6 comments to Fantasies and Condoms

  • I so agree. I was watching a porn yesterday and the DVD had a safe sex demo on it showing how to use dental dams, condoms, gloves and I thought Great! how responsible… and then watched the film and no-one used a condom. Practice what you preach I say. Besides, I have never thought a condom is unsexy. It is smart and smart is sexy to me. I barely notice them in porn at all, except when they are not there.

  • Great post, and one that I agree with completely. I always say that safe sex IS sexy.

  • I completely agree. I have never understood the argument that using protection is less sexy; it’s only “less sexy” because porn, the standard by which sex is judged these days, doesn’t use it enough, and thus the vicious cycle. Safer sex is far more attractive than pregnancy or std’s.

  • peligrosa

    Thank you for addressing this. I agree completely!

  • I totally don’t agree. Completely. 

    The feel of a woman on your hand isn’t the same as through a glove. 

    The taste and smell of a pussy isn’t the same as rubber

    A thin condom still dulls some sensation. It also interrupts play. 
    Yes even anal play, do you enjoy less it because you are eeked out by the rare possibility of poo on your hand? Not everybody is. In fact many people would be turned off by a partner who was afraid of their body. 
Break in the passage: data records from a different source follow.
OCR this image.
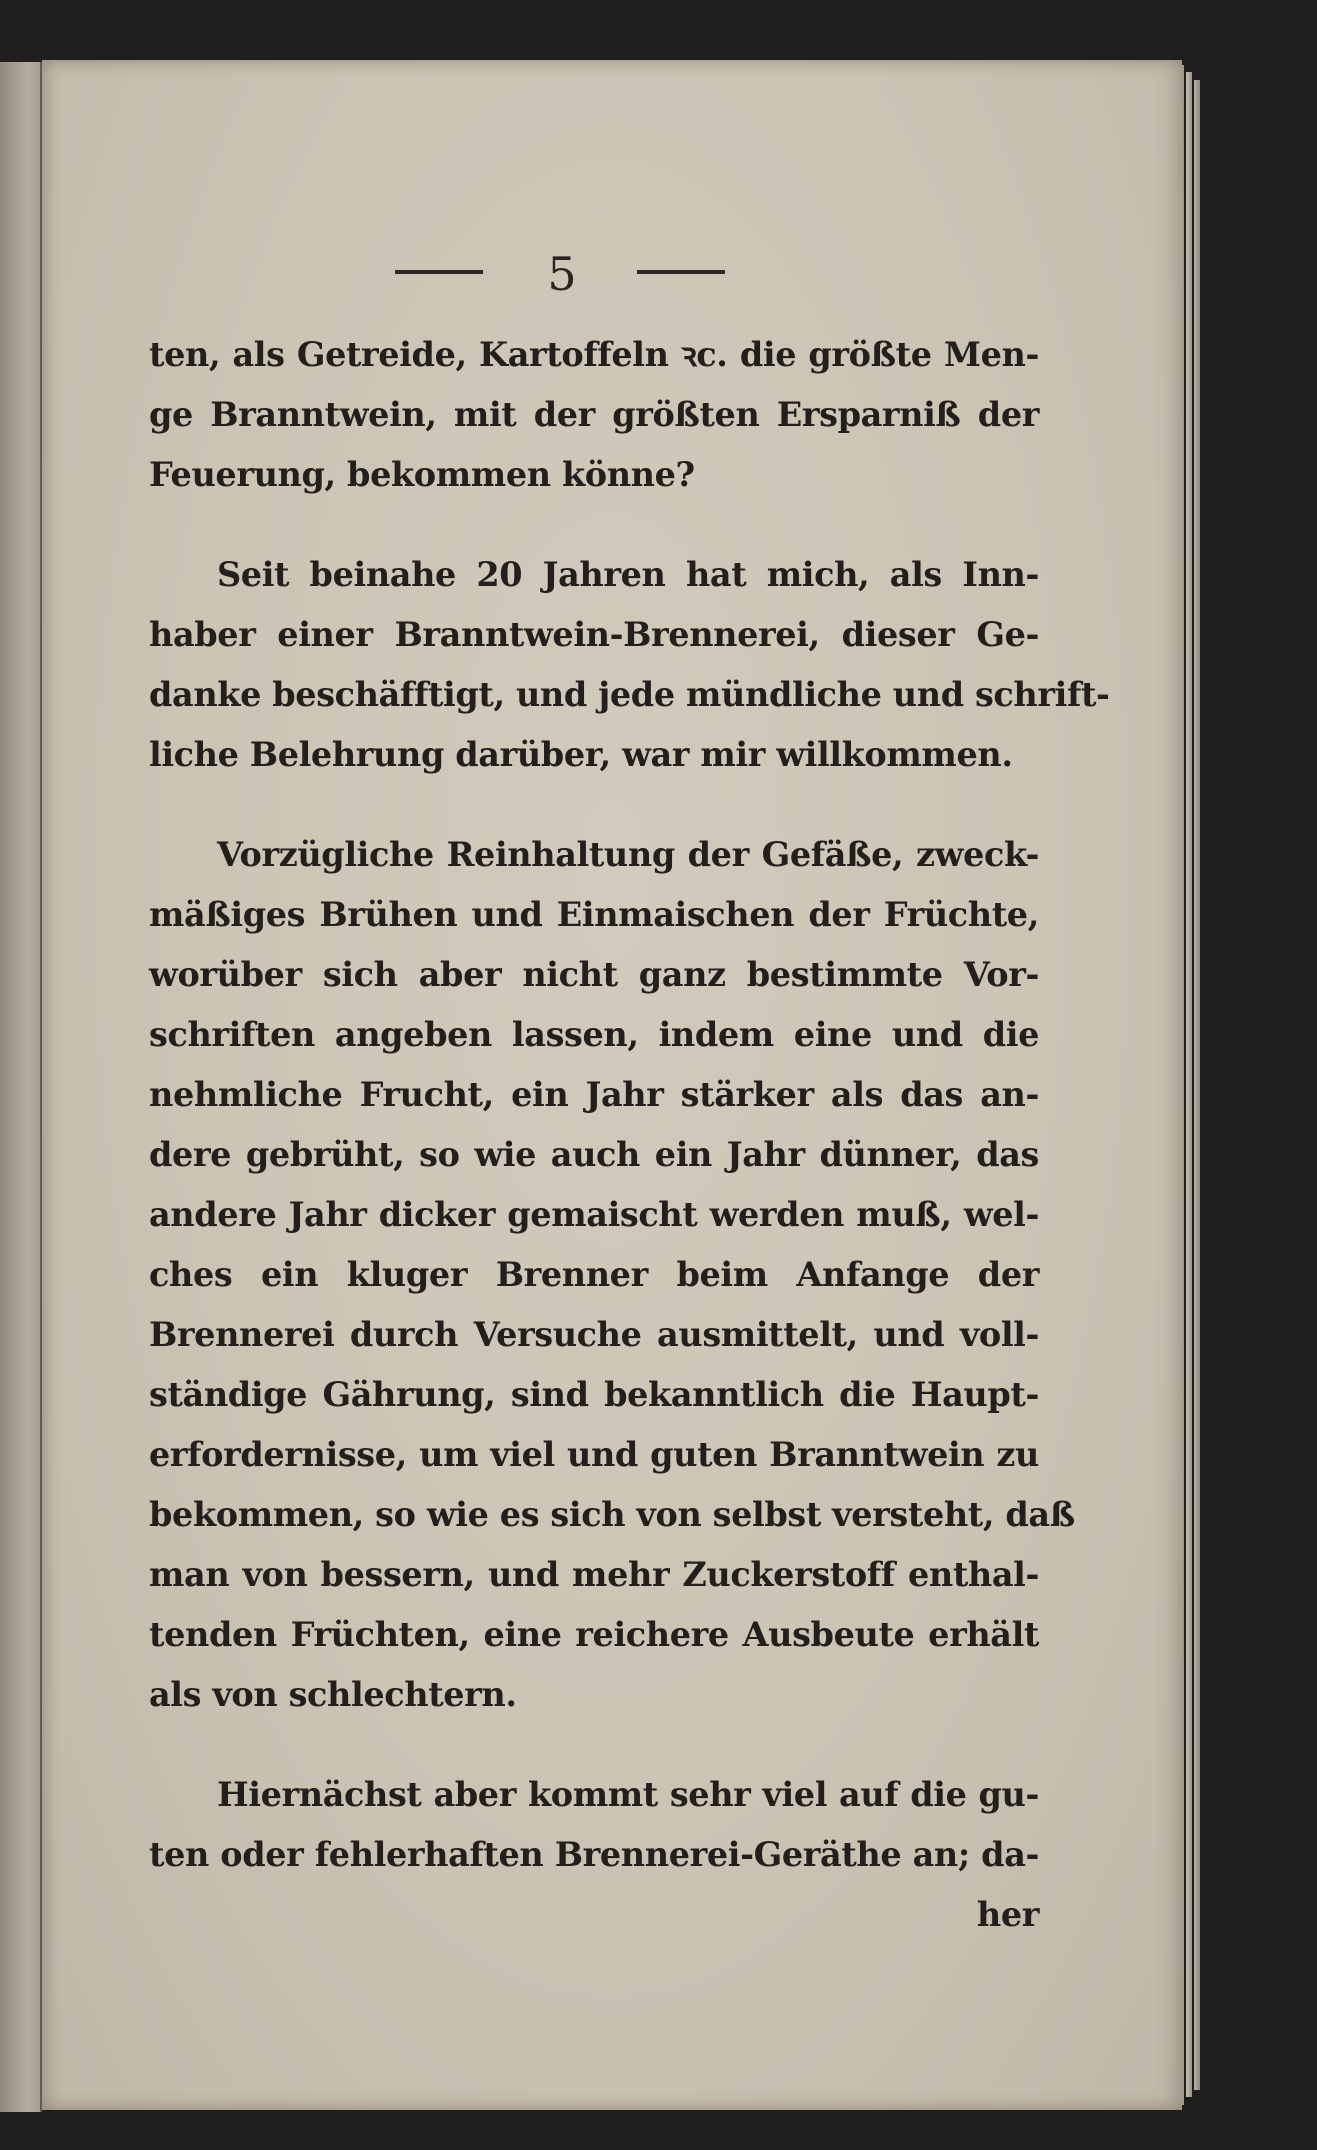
5
ten, als Getreide, Kartoffeln ꝛc. die größte Men-
ge Branntwein, mit der größten Ersparniß der
Feuerung, bekommen könne?
Seit beinahe 20 Jahren hat mich, als Inn-
haber einer Branntwein-Brennerei, dieser Ge-
danke beschäfftigt, und jede mündliche und schrift-
liche Belehrung darüber, war mir willkommen.
Vorzügliche Reinhaltung der Gefäße, zweck-
mäßiges Brühen und Einmaischen der Früchte,
worüber sich aber nicht ganz bestimmte Vor-
schriften angeben lassen, indem eine und die
nehmliche Frucht, ein Jahr stärker als das an-
dere gebrüht, so wie auch ein Jahr dünner, das
andere Jahr dicker gemaischt werden muß, wel-
ches ein kluger Brenner beim Anfange der
Brennerei durch Versuche ausmittelt, und voll-
ständige Gährung, sind bekanntlich die Haupt-
erfordernisse, um viel und guten Branntwein zu
bekommen, so wie es sich von selbst versteht, daß
man von bessern, und mehr Zuckerstoff enthal-
tenden Früchten, eine reichere Ausbeute erhält
als von schlechtern.
Hiernächst aber kommt sehr viel auf die gu-
ten oder fehlerhaften Brennerei-Geräthe an; da-
her
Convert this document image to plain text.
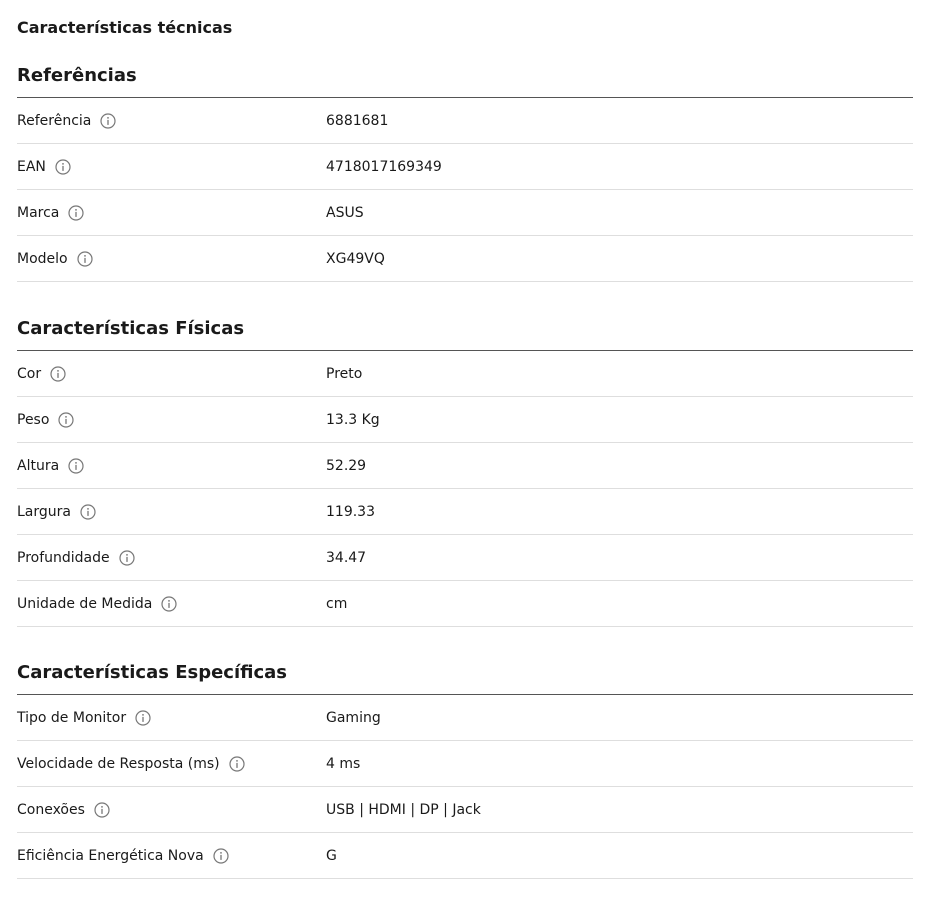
Características técnicas
Referências
Referência	6881681
EAN	4718017169349
Marca	ASUS
Modelo	XG49VQ
Características Físicas
Cor	Preto
Peso	13.3 Kg
Altura	52.29
Largura	119.33
Profundidade	34.47
Unidade de Medida	cm
Características Específicas
Tipo de Monitor	Gaming
Velocidade de Resposta (ms)	4 ms
Conexões	USB | HDMI | DP | Jack
Eficiência Energética Nova	G
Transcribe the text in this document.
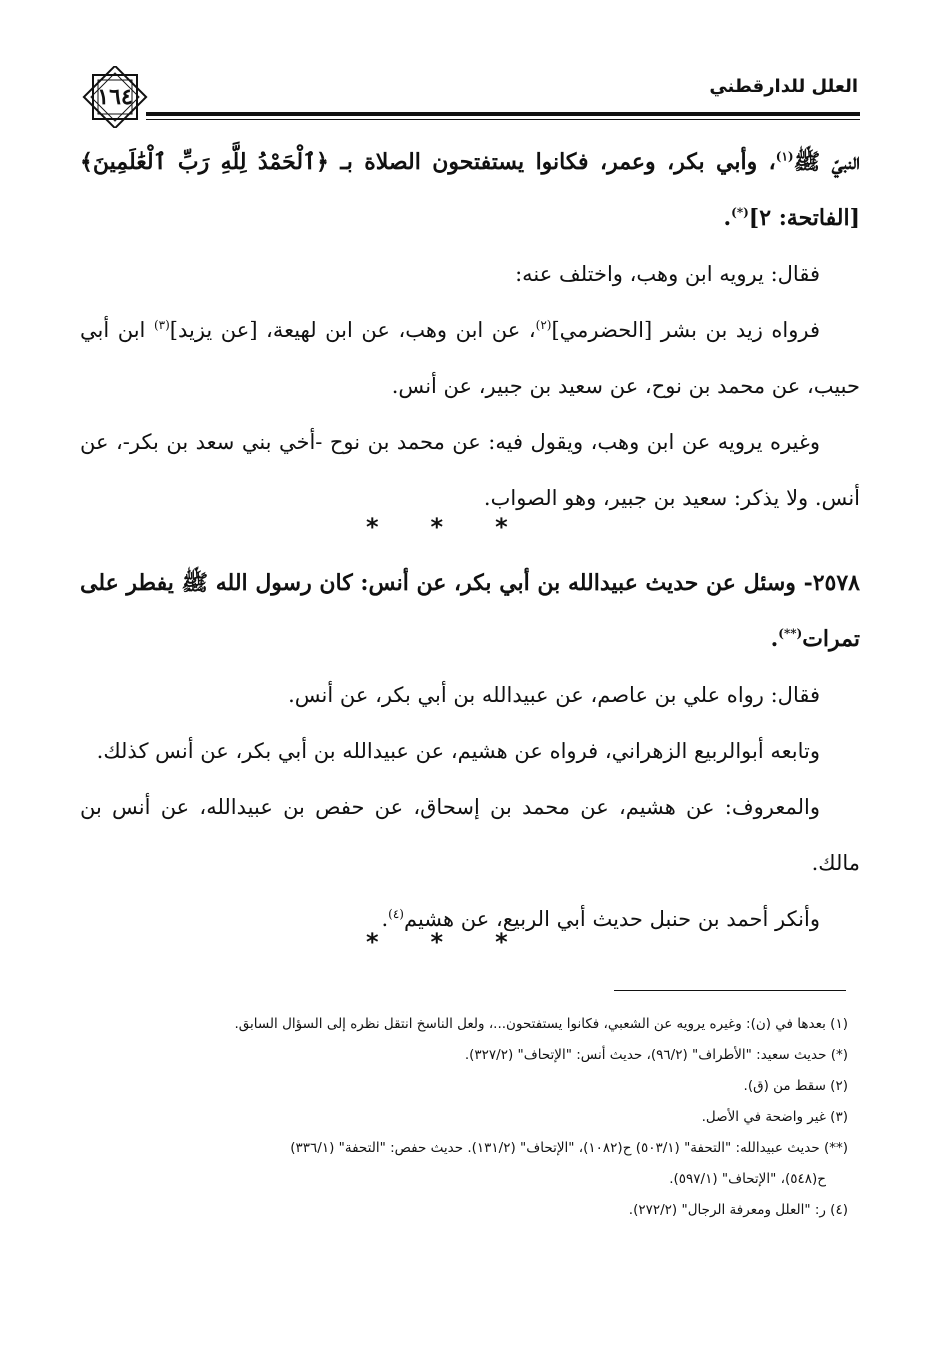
١٦٤	العلل للدارقطني

النبيّ ﷺ$^{(١)}$، وأبي بكر، وعمر، فكانوا يستفتحون الصلاة بـ ﴿ٱلْحَمْدُ لِلَّهِ رَبِّ ٱلْعَٰلَمِينَ﴾ [الفاتحة: ٢](*).

فقال: يرويه ابن وهب، واختلف عنه:

فرواه زيد بن بشر [الحضرمي]$^{(٢)}$، عن ابن وهب، عن ابن لهيعة، [عن يزيد]$^{(٣)}$ ابن أبي حبيب، عن محمد بن نوح، عن سعيد بن جبير، عن أنس.

وغيره يرويه عن ابن وهب، ويقول فيه: عن محمد بن نوح -أخي بني سعد بن بكر-، عن أنس. ولا يذكر: سعيد بن جبير، وهو الصواب.

***

٢٥٧٨- وسئل عن حديث عبيدالله بن أبي بكر، عن أنس: كان رسول الله ﷺ يفطر على تمرات(**).

فقال: رواه علي بن عاصم، عن عبيدالله بن أبي بكر، عن أنس.

وتابعه أبوالربيع الزهراني، فرواه عن هشيم، عن عبيدالله بن أبي بكر، عن أنس كذلك.

والمعروف: عن هشيم، عن محمد بن إسحاق، عن حفص بن عبيدالله، عن أنس بن مالك.

وأنكر أحمد بن حنبل حديث أبي الربيع، عن هشيم$^{(٤)}$.

***

(١) بعدها في (ن): وغيره يرويه عن الشعبي، فكانوا يستفتحون...، ولعل الناسخ انتقل نظره إلى السؤال السابق.

(*) حديث سعيد: "الأطراف" (٩٦/٢)، حديث أنس: "الإتحاف" (٣٢٧/٢).

(٢) سقط من (ق).

(٣) غير واضحة في الأصل.

(**) حديث عبيدالله: "التحفة" (٥٠٣/١) ح(١٠٨٢)، "الإتحاف" (١٣١/٢). حديث حفص: "التحفة" (٣٣٦/١)

ح(٥٤٨)، "الإتحاف" (٥٩٧/١).

(٤) ر: "العلل ومعرفة الرجال" (٢٧٢/٢).
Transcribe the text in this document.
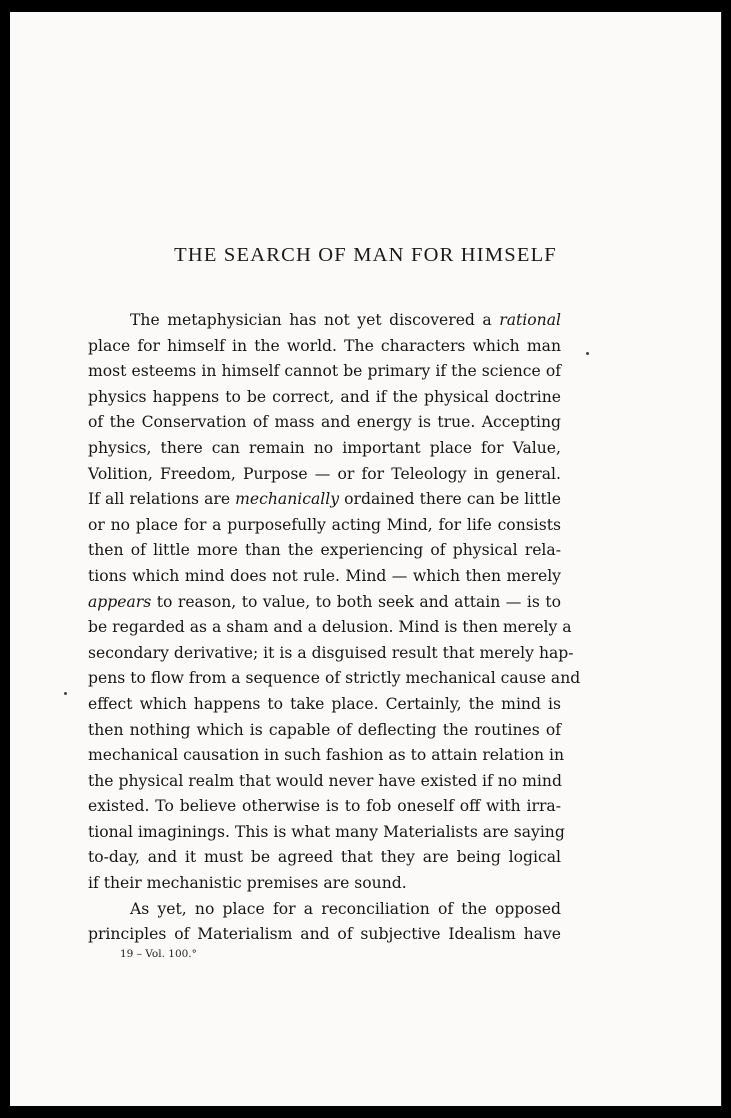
THE SEARCH OF MAN FOR HIMSELF
The metaphysician has not yet discovered a rational
place for himself in the world. The characters which man
most esteems in himself cannot be primary if the science of
physics happens to be correct, and if the physical doctrine
of the Conservation of mass and energy is true. Accepting
physics, there can remain no important place for Value,
Volition, Freedom, Purpose — or for Teleology in general.
If all relations are mechanically ordained there can be little
or no place for a purposefully acting Mind, for life consists
then of little more than the experiencing of physical rela-
tions which mind does not rule. Mind — which then merely
appears to reason, to value, to both seek and attain — is to
be regarded as a sham and a delusion. Mind is then merely a
secondary derivative; it is a disguised result that merely hap-
pens to flow from a sequence of strictly mechanical cause and
effect which happens to take place. Certainly, the mind is
then nothing which is capable of deflecting the routines of
mechanical causation in such fashion as to attain relation in
the physical realm that would never have existed if no mind
existed. To believe otherwise is to fob oneself off with irra-
tional imaginings. This is what many Materialists are saying
to-day, and it must be agreed that they are being logical
if their mechanistic premises are sound.
As yet, no place for a reconciliation of the opposed
principles of Materialism and of subjective Idealism have
19 – Vol. 100.°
    Just because safe sex is a good idea does not mean it’s as pleasurable, however much you want it to be. Get real. No more than Brussel sprouts or cabbage is good for you but that doesn’t make everybody like the taste. Some do, many don’t. Most people prefer sweets even though they have no health benefit at all. 

    Everything I have said applies the other way too. My wife for example hates condoms (i dont mind them). She will use them if she must but prefers not to fuck at all than to use one. 

    Nice idea, but idealistic I would say. 


  • Mykey: I’m not really arguing that safer sex feels better. I’m arguing that when it comes to porn, safer sex can be a part of the fantasy instead of retracting from it. Because let’s face it, porn players are rarely acting out 10 years of faithful monogamous marriage. And I rather have my porn players be safe than act out an unrealistic fantasy.

    As far as ass sex goes, poo on my hand? I’ve had poo on my hand. Mine and others. Whatever. I’m more concerned about a guy putting his dick in someone’s ass and getting a urinary, bladder, or kidney infection if he doesn’t use protection. But once again we’re assuming monogamy here where as in porn life and non-monogamy life those infections would be the least of your problems if you had unprotected ass sex.

    If your wife and you are monogamous then she can afford to turn down sex with condoms. If not, well you’re definitely running your risks. And we’re talking much more risky than just having a sugary snack now and again.